There’s another dimension to the competitive element, too - one confined to arts investment itself. Monumental visual projects aren’t limited to philanthropic endeavors or publicly accessible sites anymore. Today, ultra-high net worth art enthusiasts are scratching their most grandiose creative itches by spending on ambitious projects over which they maintain complete authority and ownership. There are innumerable structures and large-scale commissions tucked away on private property the world over that few among us will ever experience firsthand, from James Turrell Sky Spaces to entire private museums. The closest we’ll ever come will be the occasional photo spread in, say, a Wall Street Journal lifestyle feature on the private screening rooms of Hollywood.
Of course, for the uppermost financial tier of collectors, bankrolling their own pricey private commissions doesn’t necessarily preclude them from simultaneously supporting public art.

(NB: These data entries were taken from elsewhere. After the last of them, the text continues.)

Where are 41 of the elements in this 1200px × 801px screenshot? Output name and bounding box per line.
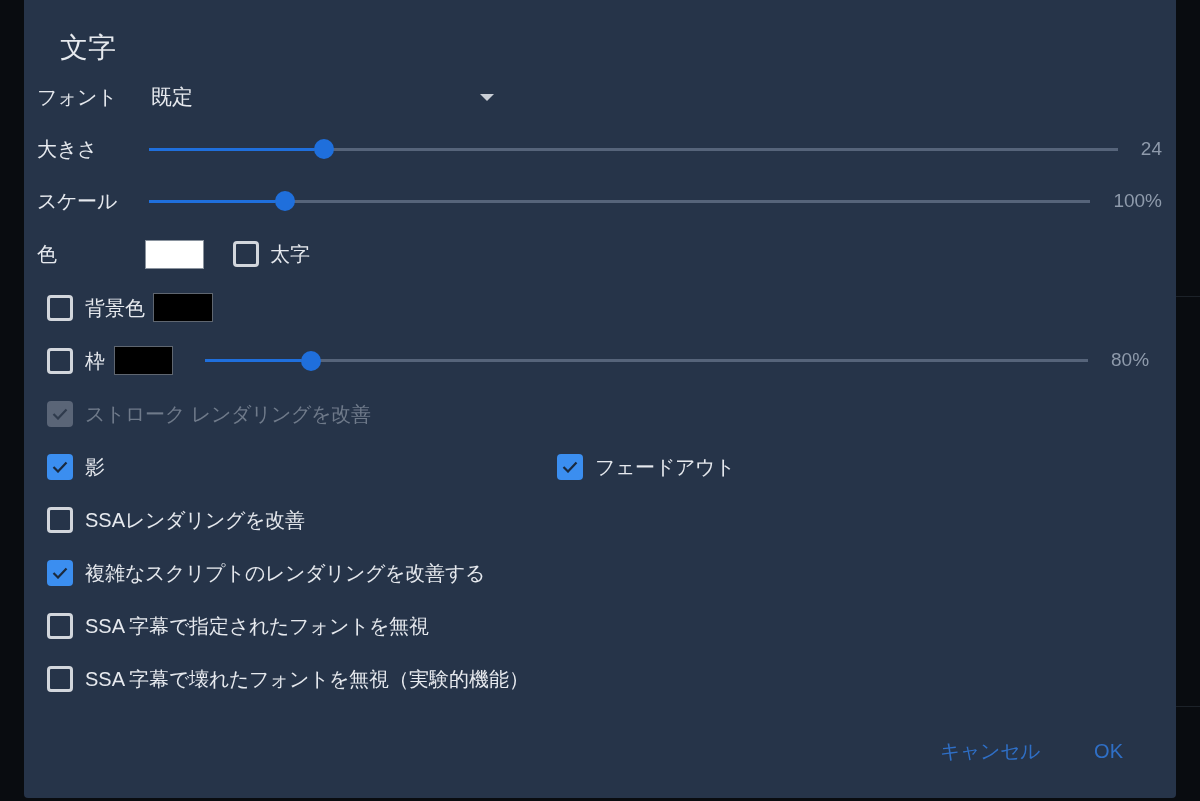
- cancel-button[interactable]: キャンセル: [930, 731, 1051, 771]
- checkbox[interactable]: [47, 506, 73, 533]
- slider-value: 80%: [1111, 349, 1150, 371]
- ok-button[interactable]: OK: [1084, 731, 1133, 771]
- slider-thumb[interactable]: [314, 139, 335, 159]
- slider-value: 100%: [1113, 188, 1162, 213]
- color-swatch[interactable]: [153, 293, 213, 322]
- checkbox[interactable]: [47, 294, 73, 321]
- field-label: スケール: [37, 189, 118, 214]
- color-swatch[interactable]: [114, 346, 173, 375]
- option-label: フェードアウト: [595, 454, 735, 480]
- option-label: 太字: [270, 242, 310, 267]
- option-label: 枠: [85, 348, 105, 374]
- checkbox[interactable]: [47, 453, 73, 480]
- check-icon: [562, 460, 578, 473]
- option-label: 複雑なスクリプトのレンダリングを改善する: [85, 560, 485, 586]
- option-label: 影: [85, 454, 105, 480]
- checkbox[interactable]: [47, 559, 73, 586]
- checkbox[interactable]: [47, 612, 73, 639]
- field-label: フォント: [37, 85, 118, 110]
- option-label: SSAレンダリングを改善: [85, 507, 306, 533]
- slider-thumb[interactable]: [274, 191, 295, 211]
- checkbox[interactable]: [47, 665, 73, 692]
- option-label: SSA 字幕で指定されたフォントを無視: [85, 613, 430, 639]
- caret-icon: [480, 93, 494, 101]
- check-icon: [52, 407, 68, 420]
- option-label: SSA 字幕で壊れたフォントを無視（実験的機能）: [85, 666, 530, 692]
- checkbox[interactable]: [47, 347, 73, 374]
- color-swatch[interactable]: [145, 239, 204, 269]
- check-icon: [52, 460, 68, 473]
- field-label: 大きさ: [37, 137, 98, 162]
- font-select[interactable]: 既定: [149, 81, 497, 113]
- slider-thumb[interactable]: [300, 350, 321, 371]
- checkbox[interactable]: [557, 453, 583, 480]
- section-title: 文字: [60, 32, 116, 63]
- field-label: 色: [37, 242, 58, 267]
- option-label: 背景色: [85, 295, 145, 321]
- option-label: ストローク レンダリングを改善: [85, 401, 371, 427]
- check-icon: [52, 566, 68, 579]
- checkbox[interactable]: [233, 241, 259, 267]
- slider-value: 24: [1140, 136, 1162, 161]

But it does raise the question of how much they are open to spending at any given time - while for the tier of collectors below them, multiple projects may simply be too great a burden to bear. Call me a cynic if you will, but I tend to believe that, if confronted with the ultimatum of funding the greater cultural good of Los Angeles or funding their own private Shangri-La, most targeted donors will default to the latter.
Pushing philanthropic projects is in many ways the most difficult sales job in the contemporary art world. If LA’s great rebranding effort is to prevail, its leading cultural lights must be incredibly savvy about the identity and scale of the projects they pursue, deeply knowledgeable of their charitable competition, and powerfully convincing when it’s time to make their pitches to the “tremendous amount of wealth in the city.” Otherwise, mayor Garcetti’s campaign to transform LA into “where creativity lives” may lose hold of the slope and plummet into the abyss well before it even spies the mountaintop.